Réalisé par Morten Tyldum; écrit par Graham Moore, d'après l’œuvre de Andrew Hodges
![]() |
... L'épitaphe du cryptographe
Sélectionné dans 8 catégories aux
Oscars (dont Meilleur film et Meilleur acteur), Imitation Game de Morten
Tyldum, inspiré de la vie du mathématicien de génie Alan Turing, est, à raison,
un des films incontournables de ce début d’année. Quatrième film du réalisateur
norvégien dont aucun n’était sorti sur grand écran chez nous jusqu’à présent, Imitation Game fait donc une entrée par
la grande porte dans le monde du cinéma international. La réputation du
réalisateur, même si ses films précédents Buddy
(2003) et Headhunters (2011) avait récolté plusieurs prix nationaux, entre
dans une autre dimension avec un film d’Histoire à taille humaine. Car là est
le parti pris de Mortem Tyldum : poser un contexte, celui de la Seconde
Guerre Mondiale, pour mieux se consacrer à l’une de ses figures, longtemps
restée dans l’ombre puisque soumise au secret, qui a mené le combat non pas
physiquement mais intellectuellement. Alan Turing rejoint les Services Secrets
Britanniques en 1939 pour les aider à décrypter les messages que l’armée
allemande envoie via la redoutable machine à coder Enigma. Réputés incassables,
ces codes ont des milliards de combinaisons possibles et ont mis en déroute
bien des spécialistes. Alan Turing trouve là un défi à la hauteur de ses
ambitions et de son intelligence. Mais c’est sans compter sur une hiérarchie
militaire obtuse, un temps qui joue contre lui et son équipe ainsi qu’une
culture du secret qui le met face à des choix personnels douloureux.

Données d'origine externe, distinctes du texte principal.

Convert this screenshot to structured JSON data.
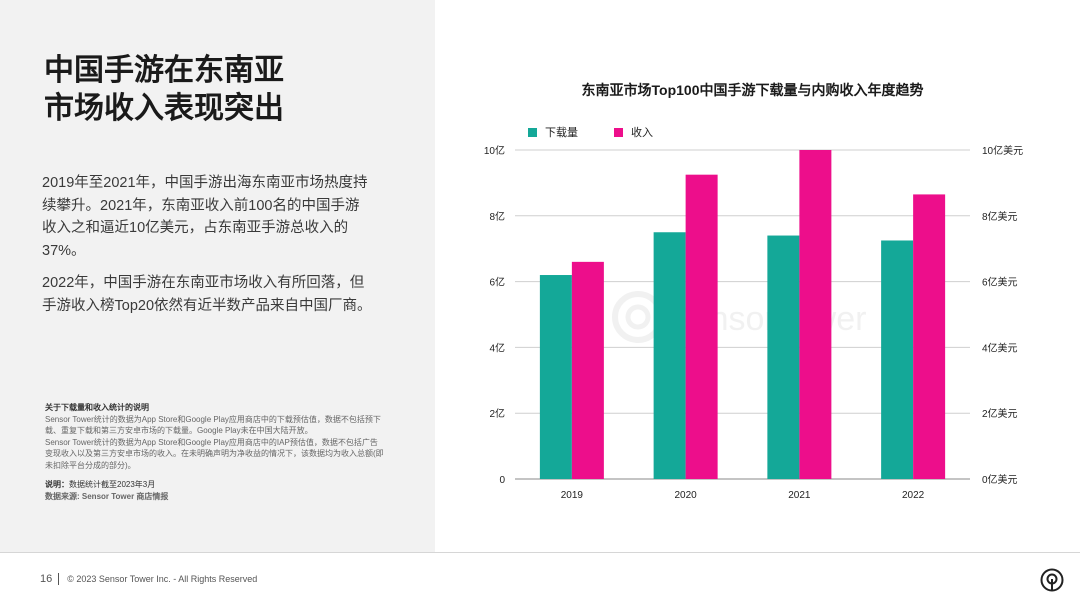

S’imbriquant autour de trois périodes (l’avant, le pendant et l’après), ce film
attachant qui consacre Benedict Cumberbatch dans le rôle de Turing, est le
portrait intime d’un homme qui poursuit un idéal mathématique qui dépasse la résolution
d’une énigme. Se greffe sur cette course effrénée, la quête de sens d’un homme
qui s’est toujours vu différent des autres et qui tente, à travers l’approche
mécanique, d’appréhender un monde qui est une équation qui le fait souffrir.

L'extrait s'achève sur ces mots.